I am one of the latter type. I don't want to work hours decided by someone else and that conform to other people's preferred work pattern. But when I have to do it I manage.

Summerbreezing · 04/06/2014 14:59

Exactly Stealth. It's the implied superiority in the expression a lot of the time that's very annoying.

CruCru · 04/06/2014 14:59

I was once told by a Magic Artist (? No, I don't know what that is, I was living in Brighton at the time) that he "couldn't bear that corporate game, it wouldn't suit his temperament" (on hearing what I did for a living, which is pretty corporate). Hahahaha. You get a lot of that sort of thing in Brighton.

BoomBoomsCousin · 04/06/2014 15:00

I would love to be a 9 - 5 person. In fact I am a 9 - 5 person, unfortunately most of my jobs are more 24/7. Not that I'm in work all that time, but they tend to require more than 8 hours in the office and then constant email/text connection and a lot of out of hours thinking. I think of 9 - 5 as meaning people who do "just" a job rather than have a career. As I've got older the idea of "just" a job is much more attractive!

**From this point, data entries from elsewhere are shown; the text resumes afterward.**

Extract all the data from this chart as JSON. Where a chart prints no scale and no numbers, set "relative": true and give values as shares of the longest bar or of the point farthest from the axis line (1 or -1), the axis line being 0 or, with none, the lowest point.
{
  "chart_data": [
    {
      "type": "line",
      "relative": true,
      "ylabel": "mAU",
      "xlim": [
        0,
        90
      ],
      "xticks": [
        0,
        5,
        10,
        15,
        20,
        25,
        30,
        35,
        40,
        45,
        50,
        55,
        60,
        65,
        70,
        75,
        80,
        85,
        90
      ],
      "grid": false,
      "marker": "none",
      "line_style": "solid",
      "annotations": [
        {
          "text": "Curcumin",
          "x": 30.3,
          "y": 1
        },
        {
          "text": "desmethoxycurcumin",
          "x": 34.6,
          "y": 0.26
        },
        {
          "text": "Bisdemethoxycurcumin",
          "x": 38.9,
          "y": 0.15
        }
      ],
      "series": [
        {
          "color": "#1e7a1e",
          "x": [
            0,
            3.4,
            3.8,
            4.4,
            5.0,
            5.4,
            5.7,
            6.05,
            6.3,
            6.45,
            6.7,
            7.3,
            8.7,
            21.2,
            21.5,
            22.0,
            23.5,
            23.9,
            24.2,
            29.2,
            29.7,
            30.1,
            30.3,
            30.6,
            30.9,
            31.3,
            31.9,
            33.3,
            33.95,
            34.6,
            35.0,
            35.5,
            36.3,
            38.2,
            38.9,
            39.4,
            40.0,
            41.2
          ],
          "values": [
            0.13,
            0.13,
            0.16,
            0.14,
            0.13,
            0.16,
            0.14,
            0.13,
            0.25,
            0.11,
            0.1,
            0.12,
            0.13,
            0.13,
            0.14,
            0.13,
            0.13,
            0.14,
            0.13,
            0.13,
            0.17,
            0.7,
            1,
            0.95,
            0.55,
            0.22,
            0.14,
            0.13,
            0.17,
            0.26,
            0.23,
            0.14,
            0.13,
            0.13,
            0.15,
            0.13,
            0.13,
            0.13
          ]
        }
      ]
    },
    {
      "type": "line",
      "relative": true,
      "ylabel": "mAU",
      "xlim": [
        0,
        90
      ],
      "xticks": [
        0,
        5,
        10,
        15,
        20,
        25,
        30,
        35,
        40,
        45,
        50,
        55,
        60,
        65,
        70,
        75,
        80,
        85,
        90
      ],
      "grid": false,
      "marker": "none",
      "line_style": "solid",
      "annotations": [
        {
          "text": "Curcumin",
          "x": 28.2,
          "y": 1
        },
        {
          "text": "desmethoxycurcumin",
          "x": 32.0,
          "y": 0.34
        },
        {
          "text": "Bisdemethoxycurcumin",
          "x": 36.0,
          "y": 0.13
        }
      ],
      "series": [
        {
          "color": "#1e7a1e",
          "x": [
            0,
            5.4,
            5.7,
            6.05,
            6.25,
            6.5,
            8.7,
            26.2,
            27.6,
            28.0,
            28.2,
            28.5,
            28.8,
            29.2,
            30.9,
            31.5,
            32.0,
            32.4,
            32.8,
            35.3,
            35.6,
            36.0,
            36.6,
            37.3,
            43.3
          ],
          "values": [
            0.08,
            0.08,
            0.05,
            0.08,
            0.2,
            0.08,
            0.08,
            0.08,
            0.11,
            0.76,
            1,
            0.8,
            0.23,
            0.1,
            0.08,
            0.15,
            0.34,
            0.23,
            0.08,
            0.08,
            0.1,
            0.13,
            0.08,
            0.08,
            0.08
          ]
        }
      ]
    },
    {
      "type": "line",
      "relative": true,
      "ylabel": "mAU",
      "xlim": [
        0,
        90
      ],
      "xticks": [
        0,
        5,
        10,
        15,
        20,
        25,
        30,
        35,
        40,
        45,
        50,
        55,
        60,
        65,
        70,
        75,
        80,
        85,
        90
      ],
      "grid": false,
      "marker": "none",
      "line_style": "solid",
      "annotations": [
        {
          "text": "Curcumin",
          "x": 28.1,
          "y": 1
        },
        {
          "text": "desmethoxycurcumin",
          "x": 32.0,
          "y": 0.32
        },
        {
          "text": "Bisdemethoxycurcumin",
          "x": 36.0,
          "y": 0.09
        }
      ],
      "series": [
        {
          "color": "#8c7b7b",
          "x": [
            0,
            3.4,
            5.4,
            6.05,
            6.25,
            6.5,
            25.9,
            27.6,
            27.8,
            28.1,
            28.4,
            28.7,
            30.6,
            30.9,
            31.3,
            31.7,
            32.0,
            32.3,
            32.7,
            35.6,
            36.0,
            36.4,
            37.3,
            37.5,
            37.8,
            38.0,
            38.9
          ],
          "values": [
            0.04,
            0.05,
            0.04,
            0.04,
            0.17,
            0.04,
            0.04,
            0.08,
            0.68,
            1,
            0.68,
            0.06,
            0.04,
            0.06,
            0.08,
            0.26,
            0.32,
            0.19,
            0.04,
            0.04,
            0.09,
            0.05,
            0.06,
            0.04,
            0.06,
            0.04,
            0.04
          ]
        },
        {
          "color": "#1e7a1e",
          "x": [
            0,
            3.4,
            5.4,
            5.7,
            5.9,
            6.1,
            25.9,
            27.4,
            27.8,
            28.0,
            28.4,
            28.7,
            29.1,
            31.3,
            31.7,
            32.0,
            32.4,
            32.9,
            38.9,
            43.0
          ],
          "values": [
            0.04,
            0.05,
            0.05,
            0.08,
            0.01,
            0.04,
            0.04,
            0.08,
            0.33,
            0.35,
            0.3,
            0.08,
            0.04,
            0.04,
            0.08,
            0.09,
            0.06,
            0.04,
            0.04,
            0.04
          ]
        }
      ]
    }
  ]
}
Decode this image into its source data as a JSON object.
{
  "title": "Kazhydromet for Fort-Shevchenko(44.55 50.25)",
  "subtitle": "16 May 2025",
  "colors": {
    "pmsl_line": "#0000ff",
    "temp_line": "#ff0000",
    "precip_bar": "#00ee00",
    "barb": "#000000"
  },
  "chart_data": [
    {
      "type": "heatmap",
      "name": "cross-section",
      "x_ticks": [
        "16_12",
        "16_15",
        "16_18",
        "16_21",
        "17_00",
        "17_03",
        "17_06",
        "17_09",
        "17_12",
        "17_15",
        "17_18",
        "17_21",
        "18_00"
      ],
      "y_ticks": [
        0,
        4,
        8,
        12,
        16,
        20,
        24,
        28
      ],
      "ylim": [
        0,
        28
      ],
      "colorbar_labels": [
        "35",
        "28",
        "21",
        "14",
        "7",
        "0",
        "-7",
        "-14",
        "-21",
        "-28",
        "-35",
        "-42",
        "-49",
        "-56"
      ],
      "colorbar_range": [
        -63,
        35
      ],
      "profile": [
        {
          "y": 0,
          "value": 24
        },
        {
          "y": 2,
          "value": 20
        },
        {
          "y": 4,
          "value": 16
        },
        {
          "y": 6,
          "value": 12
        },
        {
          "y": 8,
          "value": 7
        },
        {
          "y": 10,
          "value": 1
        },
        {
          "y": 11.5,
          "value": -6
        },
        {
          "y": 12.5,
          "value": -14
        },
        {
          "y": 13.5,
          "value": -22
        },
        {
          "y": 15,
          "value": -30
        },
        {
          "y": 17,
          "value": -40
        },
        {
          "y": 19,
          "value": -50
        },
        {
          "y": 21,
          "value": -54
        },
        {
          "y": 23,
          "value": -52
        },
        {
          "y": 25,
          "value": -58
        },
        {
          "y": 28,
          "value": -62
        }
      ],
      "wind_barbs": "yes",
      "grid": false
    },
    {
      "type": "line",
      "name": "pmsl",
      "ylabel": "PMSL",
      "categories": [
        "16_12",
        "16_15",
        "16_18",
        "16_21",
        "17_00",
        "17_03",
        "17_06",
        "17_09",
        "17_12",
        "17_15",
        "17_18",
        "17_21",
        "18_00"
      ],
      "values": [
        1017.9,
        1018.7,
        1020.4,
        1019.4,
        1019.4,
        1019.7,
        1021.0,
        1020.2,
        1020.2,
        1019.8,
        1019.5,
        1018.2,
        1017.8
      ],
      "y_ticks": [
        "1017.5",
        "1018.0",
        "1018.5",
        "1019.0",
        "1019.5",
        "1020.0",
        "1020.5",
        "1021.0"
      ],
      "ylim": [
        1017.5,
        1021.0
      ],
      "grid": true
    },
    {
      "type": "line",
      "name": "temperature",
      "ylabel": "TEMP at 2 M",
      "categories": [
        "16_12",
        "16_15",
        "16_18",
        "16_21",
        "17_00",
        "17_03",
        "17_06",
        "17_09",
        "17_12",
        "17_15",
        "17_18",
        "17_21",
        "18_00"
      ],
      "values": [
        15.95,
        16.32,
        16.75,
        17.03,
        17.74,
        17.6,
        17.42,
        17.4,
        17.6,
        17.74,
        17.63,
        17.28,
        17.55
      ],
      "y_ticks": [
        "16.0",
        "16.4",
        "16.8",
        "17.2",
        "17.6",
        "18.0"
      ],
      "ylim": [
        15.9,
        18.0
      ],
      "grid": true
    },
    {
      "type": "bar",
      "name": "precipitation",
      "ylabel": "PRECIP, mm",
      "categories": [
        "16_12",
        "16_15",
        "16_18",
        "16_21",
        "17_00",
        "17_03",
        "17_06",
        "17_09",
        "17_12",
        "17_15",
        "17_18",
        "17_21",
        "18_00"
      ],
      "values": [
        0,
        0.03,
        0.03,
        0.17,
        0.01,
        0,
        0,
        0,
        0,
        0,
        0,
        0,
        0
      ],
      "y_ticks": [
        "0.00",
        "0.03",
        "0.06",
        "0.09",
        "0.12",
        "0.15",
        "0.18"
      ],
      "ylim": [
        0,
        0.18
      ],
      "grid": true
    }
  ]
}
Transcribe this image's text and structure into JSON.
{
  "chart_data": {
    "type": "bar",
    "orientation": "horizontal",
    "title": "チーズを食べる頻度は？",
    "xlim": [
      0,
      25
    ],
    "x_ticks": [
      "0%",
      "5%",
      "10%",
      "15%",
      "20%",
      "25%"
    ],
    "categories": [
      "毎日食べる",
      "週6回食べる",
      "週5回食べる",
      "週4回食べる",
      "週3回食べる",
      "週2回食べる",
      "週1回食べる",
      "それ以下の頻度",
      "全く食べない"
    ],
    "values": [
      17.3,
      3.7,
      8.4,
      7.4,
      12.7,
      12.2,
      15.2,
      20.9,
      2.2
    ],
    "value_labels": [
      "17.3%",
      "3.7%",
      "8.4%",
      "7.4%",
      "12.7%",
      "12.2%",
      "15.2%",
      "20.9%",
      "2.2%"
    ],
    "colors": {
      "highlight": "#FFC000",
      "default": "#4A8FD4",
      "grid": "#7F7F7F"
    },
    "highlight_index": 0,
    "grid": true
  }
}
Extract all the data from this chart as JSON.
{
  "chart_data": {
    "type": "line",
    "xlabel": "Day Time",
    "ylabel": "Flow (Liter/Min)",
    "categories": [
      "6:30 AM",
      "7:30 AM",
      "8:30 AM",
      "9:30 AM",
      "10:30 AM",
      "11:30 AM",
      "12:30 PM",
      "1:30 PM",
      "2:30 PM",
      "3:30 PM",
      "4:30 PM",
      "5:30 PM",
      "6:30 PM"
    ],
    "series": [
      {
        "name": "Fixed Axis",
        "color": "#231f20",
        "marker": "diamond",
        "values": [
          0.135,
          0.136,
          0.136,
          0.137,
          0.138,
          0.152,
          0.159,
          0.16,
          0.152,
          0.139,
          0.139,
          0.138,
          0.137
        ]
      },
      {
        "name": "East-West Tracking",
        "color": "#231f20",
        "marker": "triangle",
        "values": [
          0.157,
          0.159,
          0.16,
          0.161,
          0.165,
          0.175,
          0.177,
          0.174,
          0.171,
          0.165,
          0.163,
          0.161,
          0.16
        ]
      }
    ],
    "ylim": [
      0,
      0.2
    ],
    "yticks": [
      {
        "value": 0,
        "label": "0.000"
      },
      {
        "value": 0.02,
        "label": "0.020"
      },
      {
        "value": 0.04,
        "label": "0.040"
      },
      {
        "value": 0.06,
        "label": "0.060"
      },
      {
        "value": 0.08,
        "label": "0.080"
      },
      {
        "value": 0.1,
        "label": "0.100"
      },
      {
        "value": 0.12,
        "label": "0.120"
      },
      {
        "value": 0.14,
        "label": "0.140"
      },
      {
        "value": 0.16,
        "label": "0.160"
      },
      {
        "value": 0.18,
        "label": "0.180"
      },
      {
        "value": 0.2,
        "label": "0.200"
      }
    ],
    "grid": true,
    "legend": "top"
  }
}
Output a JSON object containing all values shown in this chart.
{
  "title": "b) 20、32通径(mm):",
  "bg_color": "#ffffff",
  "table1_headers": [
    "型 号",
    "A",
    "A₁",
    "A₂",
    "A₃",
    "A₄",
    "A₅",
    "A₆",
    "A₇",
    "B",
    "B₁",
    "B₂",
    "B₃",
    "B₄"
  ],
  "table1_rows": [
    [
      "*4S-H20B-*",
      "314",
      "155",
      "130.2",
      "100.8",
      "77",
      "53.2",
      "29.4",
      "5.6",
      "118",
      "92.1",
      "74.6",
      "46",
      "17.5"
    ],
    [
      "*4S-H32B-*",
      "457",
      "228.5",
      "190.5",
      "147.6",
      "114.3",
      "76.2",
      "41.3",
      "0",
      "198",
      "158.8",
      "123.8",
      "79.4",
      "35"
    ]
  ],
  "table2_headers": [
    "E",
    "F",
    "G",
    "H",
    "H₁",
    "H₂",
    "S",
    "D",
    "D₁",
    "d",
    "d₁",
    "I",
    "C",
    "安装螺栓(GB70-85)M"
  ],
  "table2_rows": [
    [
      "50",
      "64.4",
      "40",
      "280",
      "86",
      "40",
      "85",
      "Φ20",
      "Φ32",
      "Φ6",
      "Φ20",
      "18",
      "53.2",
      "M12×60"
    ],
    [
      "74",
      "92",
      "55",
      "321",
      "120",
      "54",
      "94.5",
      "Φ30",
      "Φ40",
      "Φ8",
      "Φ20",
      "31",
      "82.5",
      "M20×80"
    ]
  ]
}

Summerbreezing · 04/06/2014 15:02

Slightly off point, but given the amount of technology available today I suspect a lot of workplaces could actually be a lot more flexible in the way they allow their staff to work. Teleworking, for instance, could surely be allowed in a lot more places than it is; also hot desking, working irregular hours as long as you're contactable by phone or email when you're needed etc.

I do think a lot of people are being unnecessarily tied to regular hours in a communal location when it isn't always necessary.